Film

"Western" ist ein Western im Osten

Valeska Grisebach hat einen außergewöhnlichen Film nur mit Laiendarstellern gedreht. Ein Drama über Fremde und Heimat.

Foto: Komplizen Film

Für sich genommen sind es mustergültige Elemente eines Western: ein weißes Pferd, ein Held ohne Vergangenheit, der nicht viel Worte macht, finstere Gesellen mit dominantem Anführer, ein Städtchen im Nirgendwo, dessen "Saloon" bzw. Café zum Schauplatz der Begegnung von Einheimischen und Fremden wird. All das gibt es in Valeska Grisebachs Film "Western" und doch hat man an keiner Stelle das Gefühl, dass sich die Regisseurin beim Verfassen ihres Drehbuchs an etwas anderem als der Realität ein Beispiel genommen hat.

Der schweigsame Meinhard (Meinhard Neumann), den es mit einer Gruppe von Bauarbeitern in die bulgarische Provinz verschlagen hat, wirkt nicht nur echt, er ist gleichzeitig so unaffektiert, wie es meist nur Laiendarstellern in solchen Rollen des "einfachen Mannes" gelingt. Seine Erscheinung mit dem rauen, hageren Gesicht und der hörbar untrainierten Stimme fesselt von der ersten Sekunde an.

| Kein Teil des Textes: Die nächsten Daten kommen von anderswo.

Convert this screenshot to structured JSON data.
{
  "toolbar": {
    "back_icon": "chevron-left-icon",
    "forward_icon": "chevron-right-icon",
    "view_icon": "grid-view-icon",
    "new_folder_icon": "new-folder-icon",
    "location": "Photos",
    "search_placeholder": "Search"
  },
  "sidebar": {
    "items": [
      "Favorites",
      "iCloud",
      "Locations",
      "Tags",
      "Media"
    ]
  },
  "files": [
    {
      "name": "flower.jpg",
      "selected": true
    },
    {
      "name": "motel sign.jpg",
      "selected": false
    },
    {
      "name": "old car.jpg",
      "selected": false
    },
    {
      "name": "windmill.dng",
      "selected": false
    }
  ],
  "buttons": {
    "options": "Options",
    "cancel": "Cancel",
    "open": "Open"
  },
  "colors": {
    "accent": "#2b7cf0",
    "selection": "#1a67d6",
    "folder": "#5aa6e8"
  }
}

"Western" ist erst der dritte Spielfilm der in Bremen geborenen, aber in Berlin aufgewachsenen Grisebach. Schon ihr Abschlussfilm "Mein Stern", einer zarten Teenagerliebesgeschichte, hat 2001 mehrere Preise gewonnen. 2006 feierte ihr zweites Werk "Sehnsucht" im Wettbewerb der Berlinale Premiere. Darin ging es um das Liebedilemma eines Feuerwehrmannes auf einem Dorf bei Berlin. Der mit Laien besetzte Film war in seinem dörflichen Setting Realismus pur und kam gleichzeitig als großes Kino daher, als zu Herzen gehendes Melodrama.

Wie schon "Sehnsucht" spielt auch "Western" nun unter und mit Menschen, denen das Kino nur selten Hauptrollen gibt. Grisebach zeigt anfangs die Gruppe von deutschen Bauarbeitern, die im Nirgendwo ein Wasserkraftwerk bauen sollen, als ginge es um ein Dokumentarfilmporträt.

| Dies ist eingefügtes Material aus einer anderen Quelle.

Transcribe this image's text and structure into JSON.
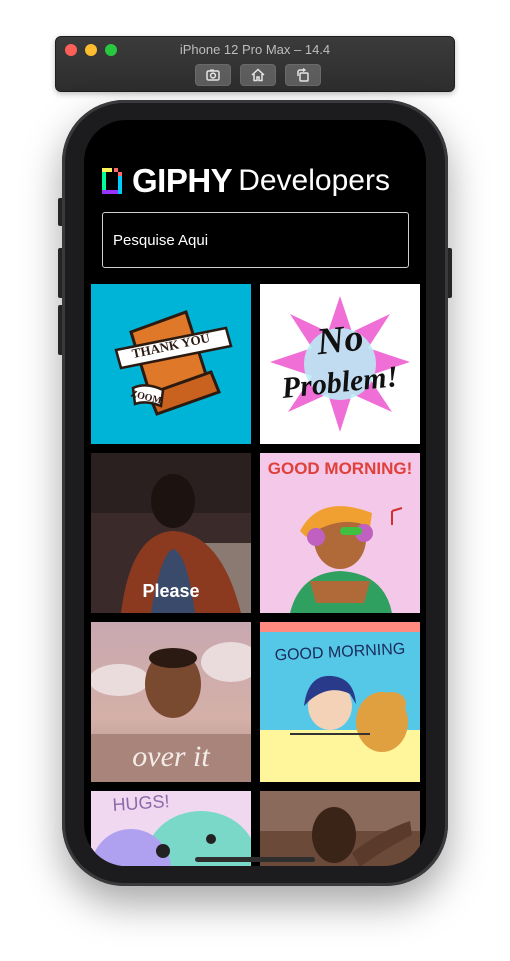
{
  "window": {
    "title": "iPhone 12 Pro Max – 14.4",
    "buttons": [
      "screenshot-icon",
      "home-icon",
      "rotate-icon"
    ]
  },
  "app": {
    "logo_brand": "GIPHY",
    "logo_suffix": "Developers",
    "search_placeholder": "Pesquise Aqui"
  },
  "gifs": [
    {
      "text": "THANK YOU",
      "sub": "ZOOM",
      "bg": "#00b4d8"
    },
    {
      "text": "No",
      "sub": "Problem!",
      "bg": "#ffffff"
    },
    {
      "text": "Please",
      "bg": "#3b2a2a"
    },
    {
      "text": "GOOD MORNING!",
      "bg": "#f4c8e8"
    },
    {
      "text": "over it",
      "bg": "#c9a0a0"
    },
    {
      "text": "GOOD MORNING",
      "bg": "#ff8a80"
    },
    {
      "text": "HUGS!",
      "bg": "#f0d8f0"
    },
    {
      "text": "",
      "bg": "#6b4a3a"
    }
  ]
}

Die Männer, die sichtlich keiner auf den Aufenthalt in der Fremde vorbereitet hat, können sich der Umgebung nicht wirklich verständlich machen: nur wenige Bulgaren sprechen etwas deutsch, sie selbst sind weder des Bulgarischen noch des Englischen mächtig. Abseits des Dorfes bunkern sie sich in notdürftig hergerichteten Unterkünften ein und hissen mit Macho-Attitüde die deutsche Flagge. Wie solche Gesten im Dorf ankommen, darüber machen sie sich keine Gedanken.

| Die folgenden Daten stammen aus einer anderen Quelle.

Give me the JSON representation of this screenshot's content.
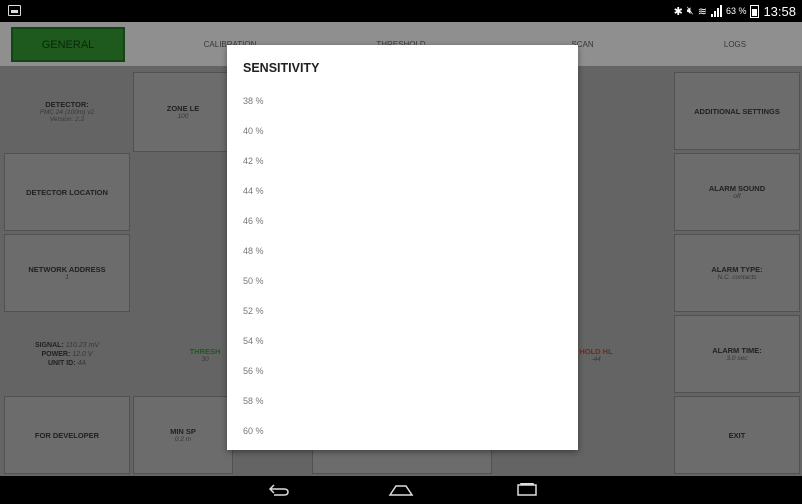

Als eine Ladung Kies ausbleibt, sieht sich die Truppe für ein paar Tage zur Untätigkeit verdammt. Man trinkt, frotzelt und schimpft auf die Zustände, die doch gar nicht so misslich sind. Sie finden ein Pferd, dass niemandem zu gehören scheint, und Meinhard, der stillste unter ihnen, nutzt die freie Zeit, um den "Ritt" ins Dorf zu den Einheimischen zu wagen. Dort wird er erst schräg angeguckt, aber durch Hartnäckigkeit und den Willen, über Sprachbarrieren hinweg zu kommunizieren, formt er Bekanntschaften. Das weckt wiederum das Misstrauen seiner deutschen Kollegen.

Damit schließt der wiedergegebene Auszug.